The Irish Bioenergy Association (IrBEA) said it is “disappointed and dismayed” that a recent report fails to recognise the potential and role of biofuels and biogas as part of transport decarbonisation plans.
The Joint Committee on Environment and Climate Action in Ireland (Oireachtas Committee) published its report on ‘Reducing emissions in the transport sector by 51% by 2030’, which IrBEA said should have aimed for a better balance between a vision for a better Ireland and what is doable to achieve a 51% reduction in emissions.
“The report title is promising and the ideas are great, including the end of road building, reverse urban sprawl, free public transport, reduced need for travel, cycling super-highways, to name but a few,” said James Cogan of Ethanol Europe and chair of the IrBEA Transport Committee.
“However, there is no further mention of 51% or 2030 after the title and no mention of cost or feasibility. That’s where the report falls short. We believe the report should have aimed for more of a balance between a vision for a better Ireland and what’s actually doable to get 51% emissions cuts in eight years.”
The significant role and potential of bioenergy, including biogas and biofuels, has not been considered in the report at all, despite their contribution to date and the continued overwhelming dominance of combustion engine technology in Ireland’s transport system, said IrBEA.
The Biofuels Obligation Scheme (BOS) was first introduced in 2010 and requires suppliers of road transport fuels to include a certain percentage of environmentally sustainable biofuels across their fuel mix. The BOS has resulted in hundreds of thousands of tonnes of CO2 savings and emissions reductions annually.

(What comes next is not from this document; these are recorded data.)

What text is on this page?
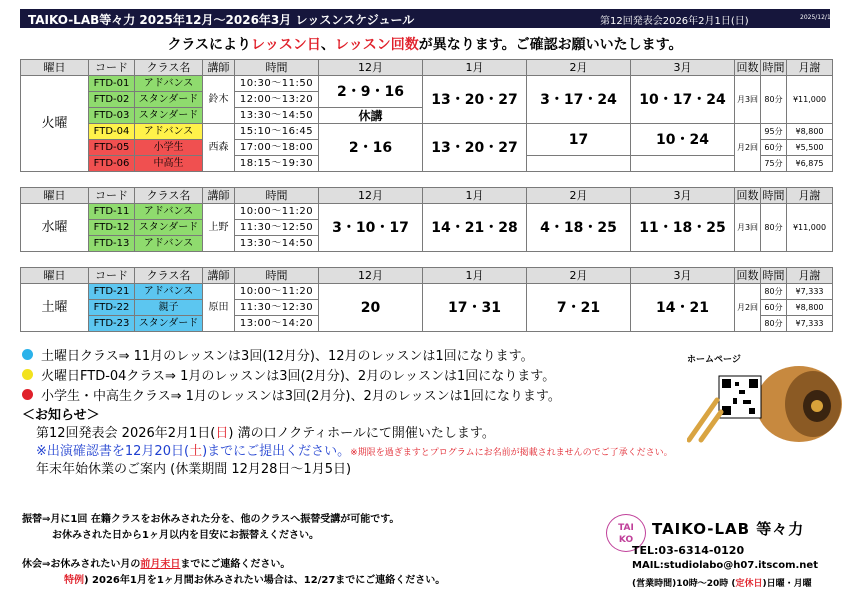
TAIKO-LAB等々力 2025年12月～2026年3月 レッスンスケジュール	第12回発表会2026年2月1日(日)	2025/12/10
クラスによりレッスン日、レッスン回数が異なります。ご確認お願いいたします。
曜日	コード	クラス名	講師	時間	12月	1月	2月	3月	回数	時間	月謝
火曜	FTD-01	アドバンス	鈴木	10:30～11:50	2・9・16	13・20・27	3・17・24	10・17・24	月3回	80分	¥11,000
	FTD-02	スタンダード		12:00～13:20							
	FTD-03	スタンダード		13:30～14:50	休講						
	FTD-04	アドバンス	西森	15:10～16:45	2・16	13・20・27	17	10・24	月2回	95分	¥8,800
	FTD-05	小学生		17:00～18:00						60分	¥5,500
	FTD-06	中高生		18:15～19:30						75分	¥6,875
曜日	コード	クラス名	講師	時間	12月	1月	2月	3月	回数	時間	月謝
水曜	FTD-11	アドバンス	上野	10:00～11:20	3・10・17	14・21・28	4・18・25	11・18・25	月3回	80分	¥11,000
	FTD-12	スタンダード		11:30～12:50							
	FTD-13	アドバンス		13:30～14:50							
曜日	コード	クラス名	講師	時間	12月	1月	2月	3月	回数	時間	月謝
土曜	FTD-21	アドバンス	原田	10:00～11:20	20	17・31	7・21	14・21	月2回	80分	¥7,333
	FTD-22	親子		11:30～12:30						60分	¥8,800
	FTD-23	スタンダード		13:00～14:20						80分	¥7,333
土曜日クラス⇒ 11月のレッスンは3回(12月分)、12月のレッスンは1回になります。
火曜日FTD-04クラス⇒ 1月のレッスンは3回(2月分)、2月のレッスンは1回になります。
小学生・中高生クラス⇒ 1月のレッスンは3回(2月分)、2月のレッスンは1回になります。
＜お知らせ＞
第12回発表会 2026年2月1日(日) 溝の口ノクティホールにて開催いたします。
※出演確認書を12月20日(土)までにご提出ください。※期限を過ぎますとプログラムにお名前が掲載されませんのでご了承ください。
年末年始休業のご案内 (休業期間 12月28日～1月5日)
ホームページ
振替⇒月に1回 在籍クラスをお休みされた分を、他のクラスへ振替受講が可能です。
お休みされた日から1ヶ月以内を目安にお振替えください。
休会⇒お休みされたい月の前月末日までにご連絡ください。
特例) 2026年1月を1ヶ月間お休みされたい場合は、12/27までにご連絡ください。
TAI
KO
TAIKO-LAB 等々力
TEL:03-6314-0120
MAIL:studiolabo@h07.itscom.net
(営業時間)10時～20時 (定休日)日曜・月曜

Seán Finan, CEO of IrBEA, commented: “Considering the important role that the BOS has played in the last decade in transport emissions reduction, we are surprised that it has not been mentioned once in the Oireachtas Committee report.
“This shows a complete and utter lack of awareness and understanding by the political establishment of the current emissions reduction policy instruments deployed by the state.”
The Committee report favours the re-engineering of living patterns and reductions in travel demand as the solution – a welcome measure, said IrBEA, but which extends beyond the 2030 timeframe – seemingly to the exclusion of existing available technologies such as biogas and bio-liquids.
IrBEA said it is undisputed by world climate experts that all measures will be needed to the maximum extent possible. The report mentions the potential for hydrogen, which is not yet commercially available, and for which there is currently no infrastructure. The report fails to consider biogas, which has huge potential to decarbonise heavy goods vehicle fleets.
The report reaffirms the ‘welcome’ introduction of one million electric vehicles in the fleet by 2030 but does not mention that all expert evaluation of this measure to date point to a risk that the target may not be reached due to the costs involved, and that if reached, while the measure will help to cut transport emissions, it does not result in significant emissions reductions, as the economy and population continue to grow.
“IrBEA issued a full briefing note to the Environment and Climate Committee in April as they were preparing the report,” said Finan. “Our note clearly highlighted the bioenergy options for decarbonising transport, with associated emissions reductions.
“We are acutely surprised and disappointed that the committee is turning a blind eye to the contents of that briefing by failing to recognise the potential for sustainable liquid or gaseous biofuels. Given the scale of the challenges that exist, there are simply no grounds for it, while all solutions and fuels need to be on the table.”